Luego al destaparse las presuntas agresiones sexuales de su protegido, el mitrado auxiliar de Santo Domingo, Benito Ángeles y el caso de su hermano Nino Ozoria, quizás minaron la osadía del Papa Valiente X1V, para despojarlo de su mando oficinista, alegando “mala oficina”.
Tan pronto se conoció la carta de despedida del prelado de Santo Domingo, Francisco Ozoria, por debajo de la mesa se han despertado los demonios, para hacer valer versiones que enlodan la decente y la vida hierático de Ozoria.

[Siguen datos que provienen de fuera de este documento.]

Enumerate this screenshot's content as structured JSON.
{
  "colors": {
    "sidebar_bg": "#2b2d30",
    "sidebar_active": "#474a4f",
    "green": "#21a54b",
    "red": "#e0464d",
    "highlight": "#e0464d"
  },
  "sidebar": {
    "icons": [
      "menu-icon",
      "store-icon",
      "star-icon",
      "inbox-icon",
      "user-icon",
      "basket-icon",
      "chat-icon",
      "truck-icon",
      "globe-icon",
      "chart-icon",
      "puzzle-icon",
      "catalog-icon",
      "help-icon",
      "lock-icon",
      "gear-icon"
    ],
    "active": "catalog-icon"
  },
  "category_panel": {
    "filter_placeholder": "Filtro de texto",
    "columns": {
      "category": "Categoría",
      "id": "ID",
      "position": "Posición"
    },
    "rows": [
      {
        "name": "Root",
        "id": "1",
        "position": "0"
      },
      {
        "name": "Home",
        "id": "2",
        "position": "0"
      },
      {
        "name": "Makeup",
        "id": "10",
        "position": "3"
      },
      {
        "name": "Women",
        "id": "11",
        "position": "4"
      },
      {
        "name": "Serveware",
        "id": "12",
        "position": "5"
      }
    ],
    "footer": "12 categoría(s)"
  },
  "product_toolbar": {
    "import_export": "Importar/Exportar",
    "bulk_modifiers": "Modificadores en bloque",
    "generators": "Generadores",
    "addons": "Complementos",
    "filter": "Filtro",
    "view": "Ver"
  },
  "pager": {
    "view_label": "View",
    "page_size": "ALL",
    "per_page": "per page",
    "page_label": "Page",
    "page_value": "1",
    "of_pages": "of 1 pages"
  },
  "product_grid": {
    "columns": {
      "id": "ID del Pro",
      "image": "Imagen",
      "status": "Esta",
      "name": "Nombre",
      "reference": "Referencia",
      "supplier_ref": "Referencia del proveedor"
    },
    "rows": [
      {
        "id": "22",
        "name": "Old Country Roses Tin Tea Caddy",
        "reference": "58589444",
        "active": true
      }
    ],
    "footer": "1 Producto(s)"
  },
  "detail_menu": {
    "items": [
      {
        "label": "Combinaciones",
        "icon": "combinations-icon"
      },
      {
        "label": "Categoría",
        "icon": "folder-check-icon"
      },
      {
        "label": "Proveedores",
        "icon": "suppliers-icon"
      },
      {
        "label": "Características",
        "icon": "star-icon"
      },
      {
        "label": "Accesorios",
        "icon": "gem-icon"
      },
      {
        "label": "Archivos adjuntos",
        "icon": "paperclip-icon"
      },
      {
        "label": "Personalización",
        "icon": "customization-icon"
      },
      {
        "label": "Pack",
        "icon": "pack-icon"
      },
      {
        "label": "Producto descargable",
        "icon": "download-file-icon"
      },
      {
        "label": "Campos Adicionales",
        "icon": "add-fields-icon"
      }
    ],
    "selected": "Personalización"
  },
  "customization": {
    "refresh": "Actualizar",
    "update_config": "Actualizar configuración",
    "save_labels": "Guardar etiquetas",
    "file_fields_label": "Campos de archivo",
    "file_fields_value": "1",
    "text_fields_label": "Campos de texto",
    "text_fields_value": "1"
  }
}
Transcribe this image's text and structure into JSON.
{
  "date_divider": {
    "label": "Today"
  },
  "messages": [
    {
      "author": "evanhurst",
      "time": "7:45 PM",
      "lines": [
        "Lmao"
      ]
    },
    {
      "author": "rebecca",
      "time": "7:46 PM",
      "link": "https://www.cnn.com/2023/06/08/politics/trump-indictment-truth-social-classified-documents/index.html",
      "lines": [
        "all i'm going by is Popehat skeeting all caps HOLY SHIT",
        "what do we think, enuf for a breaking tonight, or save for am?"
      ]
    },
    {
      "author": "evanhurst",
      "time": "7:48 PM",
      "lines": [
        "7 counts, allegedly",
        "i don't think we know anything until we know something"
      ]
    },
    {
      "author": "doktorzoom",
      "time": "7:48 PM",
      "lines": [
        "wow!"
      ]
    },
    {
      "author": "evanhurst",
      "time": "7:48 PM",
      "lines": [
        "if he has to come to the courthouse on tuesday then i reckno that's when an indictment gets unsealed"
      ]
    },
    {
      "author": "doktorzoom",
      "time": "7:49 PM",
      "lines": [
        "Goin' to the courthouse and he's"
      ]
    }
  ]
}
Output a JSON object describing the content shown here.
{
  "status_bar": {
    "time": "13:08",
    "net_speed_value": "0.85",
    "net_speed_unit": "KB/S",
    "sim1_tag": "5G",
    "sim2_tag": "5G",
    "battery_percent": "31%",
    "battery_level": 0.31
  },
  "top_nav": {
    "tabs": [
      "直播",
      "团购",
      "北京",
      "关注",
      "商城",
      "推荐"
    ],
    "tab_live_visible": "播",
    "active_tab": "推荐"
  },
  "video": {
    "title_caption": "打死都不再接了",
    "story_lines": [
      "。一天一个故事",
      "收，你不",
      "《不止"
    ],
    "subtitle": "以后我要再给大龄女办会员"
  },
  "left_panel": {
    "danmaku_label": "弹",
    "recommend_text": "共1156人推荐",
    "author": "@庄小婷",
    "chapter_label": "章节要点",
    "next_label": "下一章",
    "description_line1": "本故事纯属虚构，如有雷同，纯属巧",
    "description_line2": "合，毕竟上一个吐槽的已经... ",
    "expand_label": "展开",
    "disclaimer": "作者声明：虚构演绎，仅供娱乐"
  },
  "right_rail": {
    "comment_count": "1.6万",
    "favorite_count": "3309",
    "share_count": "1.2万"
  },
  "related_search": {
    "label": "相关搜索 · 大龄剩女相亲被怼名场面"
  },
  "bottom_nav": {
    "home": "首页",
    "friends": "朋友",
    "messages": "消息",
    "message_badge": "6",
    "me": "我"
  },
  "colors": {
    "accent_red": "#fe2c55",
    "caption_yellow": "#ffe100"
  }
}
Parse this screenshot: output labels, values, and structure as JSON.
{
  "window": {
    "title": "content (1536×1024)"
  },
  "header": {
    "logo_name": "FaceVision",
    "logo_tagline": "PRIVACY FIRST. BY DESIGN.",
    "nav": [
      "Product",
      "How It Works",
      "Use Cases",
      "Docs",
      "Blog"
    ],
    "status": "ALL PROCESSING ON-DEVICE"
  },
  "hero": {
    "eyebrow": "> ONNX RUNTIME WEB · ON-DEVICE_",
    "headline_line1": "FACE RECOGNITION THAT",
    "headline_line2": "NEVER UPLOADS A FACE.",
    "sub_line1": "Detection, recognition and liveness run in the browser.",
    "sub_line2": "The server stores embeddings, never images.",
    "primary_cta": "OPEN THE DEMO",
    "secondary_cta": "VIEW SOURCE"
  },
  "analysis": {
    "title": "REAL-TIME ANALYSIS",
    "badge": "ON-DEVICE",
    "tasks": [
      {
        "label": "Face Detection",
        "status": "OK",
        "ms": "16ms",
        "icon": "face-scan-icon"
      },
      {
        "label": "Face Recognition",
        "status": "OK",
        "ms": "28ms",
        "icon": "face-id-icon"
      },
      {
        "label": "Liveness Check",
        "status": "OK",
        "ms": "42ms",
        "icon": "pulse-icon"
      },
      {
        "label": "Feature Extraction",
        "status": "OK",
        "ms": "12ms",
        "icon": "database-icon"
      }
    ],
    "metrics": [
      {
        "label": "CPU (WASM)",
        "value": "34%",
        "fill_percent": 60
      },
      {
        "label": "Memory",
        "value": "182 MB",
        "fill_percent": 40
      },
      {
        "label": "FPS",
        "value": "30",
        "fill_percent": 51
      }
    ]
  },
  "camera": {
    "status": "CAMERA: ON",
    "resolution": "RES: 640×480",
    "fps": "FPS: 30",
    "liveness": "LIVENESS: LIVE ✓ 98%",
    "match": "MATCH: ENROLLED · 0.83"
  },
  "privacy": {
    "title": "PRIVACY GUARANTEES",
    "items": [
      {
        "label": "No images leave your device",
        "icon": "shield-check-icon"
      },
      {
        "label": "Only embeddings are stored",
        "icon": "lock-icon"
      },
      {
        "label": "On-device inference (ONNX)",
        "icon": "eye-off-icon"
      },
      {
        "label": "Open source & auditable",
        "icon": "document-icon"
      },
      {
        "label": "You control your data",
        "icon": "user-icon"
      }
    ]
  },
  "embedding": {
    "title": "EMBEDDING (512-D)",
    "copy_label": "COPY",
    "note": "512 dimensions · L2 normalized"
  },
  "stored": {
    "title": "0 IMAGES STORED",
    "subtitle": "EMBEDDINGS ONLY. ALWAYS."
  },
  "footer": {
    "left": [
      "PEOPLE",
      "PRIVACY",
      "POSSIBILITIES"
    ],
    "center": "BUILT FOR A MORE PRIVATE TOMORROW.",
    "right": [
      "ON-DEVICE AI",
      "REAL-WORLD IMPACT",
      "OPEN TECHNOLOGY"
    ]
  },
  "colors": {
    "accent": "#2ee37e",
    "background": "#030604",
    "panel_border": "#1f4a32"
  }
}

Cuando sectores “interesados” a raudales hacen leñas del árbol caído, luce muy extraño que los obispos que integran la Conferencia del Diócesis Dominicano y otros organismos de dirección de la Iglesia Católica, guarden un total silencio.
Claro, exceptuando lo que acaba de aseverar el mitrado Ramón Alfredo De la Cruz Baldera, de que “algunos aún no han percibido el cambio de la Iglesia”, quizás o sin el quizás, refiriéndose al difícil caso de monseñor Ozoria, quien prestigió su vida hierático en la Diócesis de San Francisco de Macorís.